Algoritma Ruqyah

Sudah tiga bulan lebih dulur-dulur jamaah maiyah Tuban menahan rindu untuk tak berkumpul melaksanan rutinan bulanan seperti bagaimana biasanya. Kendati demikian sebisa mungkin jimat menjaga untuk tetap istiqomah sinau bareng itu, meskipun semua dilaksanakan terbatas secara online atau virtual.

Selama jeda 3 bulan berbagai kegiatan sosial “Nandur Nilai dan Katresnan” maupun kegiatan-kegiatan lain dilakukan secara mandiri ataupun dilakukan dilingkar-lingkar yang tersebar diberbagai titik kecamatan maupun desa.

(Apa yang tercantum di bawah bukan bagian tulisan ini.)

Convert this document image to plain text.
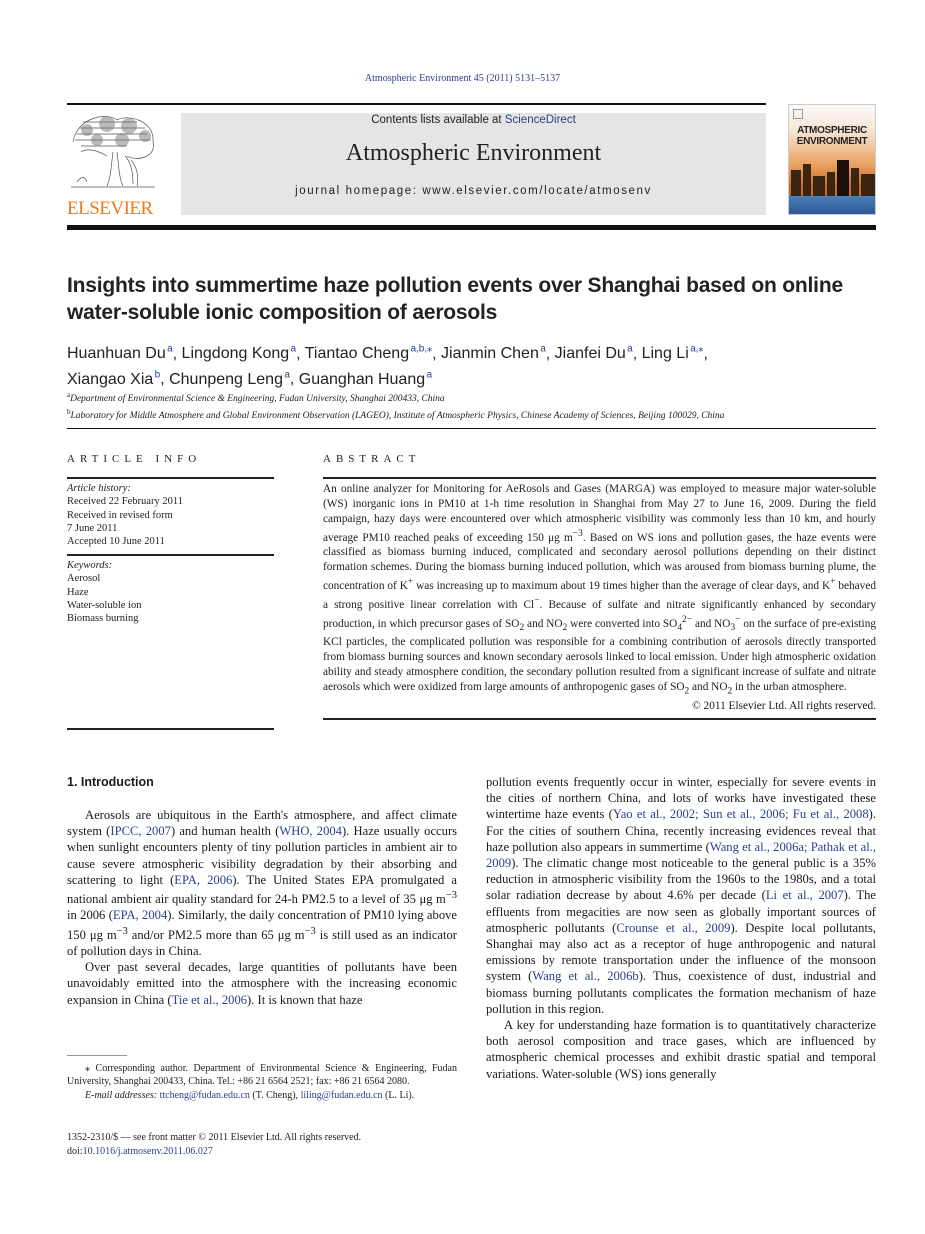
Atmospheric Environment 45 (2011) 5131–5137
ELSEVIER
Contents lists available at ScienceDirect
Atmospheric Environment
journal homepage: www.elsevier.com/locate/atmosenv
ATMOSPHERIC
ENVIRONMENT
Insights into summertime haze pollution events over Shanghai based on online water-soluble ionic composition of aerosols
Huanhuan Du $^a$, Lingdong Kong $^a$, Tiantao Cheng $^{a,b,⁎}$, Jianmin Chen $^a$, Jianfei Du $^a$, Ling Li $^{a,⁎}$,
Xiangao Xia $^b$, Chunpeng Leng $^a$, Guanghan Huang $^a$
$^a$Department of Environmental Science & Engineering, Fudan University, Shanghai 200433, China
$^b$Laboratory for Middle Atmosphere and Global Environment Observation (LAGEO), Institute of Atmospheric Physics, Chinese Academy of Sciences, Beijing 100029, China
ARTICLE INFO
Article history:
Received 22 February 2011
Received in revised form
7 June 2011
Accepted 10 June 2011
Keywords:
Aerosol
Haze
Water-soluble ion
Biomass burning
ABSTRACT

An online analyzer for Monitoring for AeRosols and Gases (MARGA) was employed to measure major water-soluble (WS) inorganic ions in PM10 at 1-h time resolution in Shanghai from May 27 to June 16, 2009. During the field campaign, hazy days were encountered over which atmospheric visibility was commonly less than 10 km, and hourly average PM10 reached peaks of exceeding 150 μg $m^{-3}$. Based on WS ions and pollution gases, the haze events were classified as biomass burning induced, complicated and secondary aerosol pollutions depending on their distinct formation schemes. During the biomass burning induced pollution, which was aroused from biomass burning plume, the concentration of K+ was increasing up to maximum about 19 times higher than the average of clear days, and K+ behaved a strong positive linear correlation with Cl−. Because of sulfate and nitrate significantly enhanced by secondary production, in which precursor gases of $SO_2$ and $NO_2$ were converted into $SO_4^{2-}$ and $NO_3^-$ on the surface of pre-existing KCl particles, the complicated pollution was responsible for a combining contribution of aerosols directly transported from biomass burning sources and known secondary aerosols linked to local emission. Under high atmospheric oxidation ability and steady atmosphere condition, the secondary pollution resulted from a significant increase of sulfate and nitrate aerosols which were oxidized from large amounts of anthropogenic gases of $SO_2$ and $NO_2$ in the urban atmosphere.

© 2011 Elsevier Ltd. All rights reserved.
1. Introduction

Aerosols are ubiquitous in the Earth's atmosphere, and affect climate system (IPCC, 2007) and human health (WHO, 2004). Haze usually occurs when sunlight encounters plenty of tiny pollution particles in ambient air to cause severe atmospheric visibility degradation by their absorbing and scattering to light (EPA, 2006). The United States EPA promulgated a national ambient air quality standard for 24-h PM2.5 to a level of 35 μg $m^{-3}$ in 2006 (EPA, 2004). Similarly, the daily concentration of PM10 lying above 150 μg $m^{-3}$ and/or PM2.5 more than 65 μg $m^{-3}$ is still used as an indicator of pollution days in China.

Over past several decades, large quantities of pollutants have been unavoidably emitted into the atmosphere with the increasing economic expansion in China (Tie et al., 2006). It is known that haze

pollution events frequently occur in winter, especially for severe events in the cities of northern China, and lots of works have investigated these wintertime haze events (Yao et al., 2002; Sun et al., 2006; Fu et al., 2008). For the cities of southern China, recently increasing evidences reveal that haze pollution also appears in summertime (Wang et al., 2006a; Pathak et al., 2009). The climatic change most noticeable to the general public is a 35% reduction in atmospheric visibility from the 1960s to the 1980s, and a total solar radiation decrease by about 4.6% per decade (Li et al., 2007). The effluents from megacities are now seen as globally important sources of atmospheric pollutants (Crounse et al., 2009). Despite local pollutants, Shanghai may also act as a receptor of huge anthropogenic and natural emissions by remote transportation under the influence of the monsoon system (Wang et al., 2006b). Thus, coexistence of dust, industrial and biomass burning pollutants complicates the formation mechanism of haze pollution in this region.

A key for understanding haze formation is to quantitatively characterize both aerosol composition and trace gases, which are influenced by atmospheric chemical processes and exhibit drastic spatial and temporal variations. Water-soluble (WS) ions generally

⁎ Corresponding author. Department of Environmental Science & Engineering, Fudan University, Shanghai 200433, China. Tel.: +86 21 6564 2521; fax: +86 21 6564 2080.

E-mail addresses: ttcheng@fudan.edu.cn (T. Cheng), liling@fudan.edu.cn (L. Li).

1352-2310/$ — see front matter © 2011 Elsevier Ltd. All rights reserved.
doi:10.1016/j.atmosenv.2011.06.027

Sejak bulan April dulur-dulur jamaah maiyah Tuban sinau untuk mengendapkan rasa, sinau untuk bertenggang rasa terhadap kahanan yang mendera hampir disemua lini kehidupan, sinau akan kesunyian dan ke”Hira’an”, dengan masing-masing tiap diri mengambil jarak untuk menenukan kembali titik Algortima diri secara utuh, yang kesemuanya diharapkan bisa meruqyah jiwa, merestart diri, mengenolkan hati, serta menjernihkan fikiran, dan kembali bisa bermuhasabah atas laku, baik laku sesama manusia maupun kepada Alam.

Akhirnya pada kesempatan pertengahan bulan Juli ini, Jimat Tuban kembali mengajak kepada semua jamaah untuk bermusyawarah sejenak dan bersama-sama kembali merumuskan apa-apa yang bisa dilakukan kedepan sebagai antisipasi untuk menghadapi kompleksitas yang tengah maupun yang akan terjadi.

Kembali merumuskan pola, dan lebih jauh lagi untuk bersama-sama mensimulasikan metodelogi sebagai kuda-kuda/bekal perjalanan, dan sambil terus menerus beristiqomah sinau bareng “Nandur, Poso dan Shodaqoh”.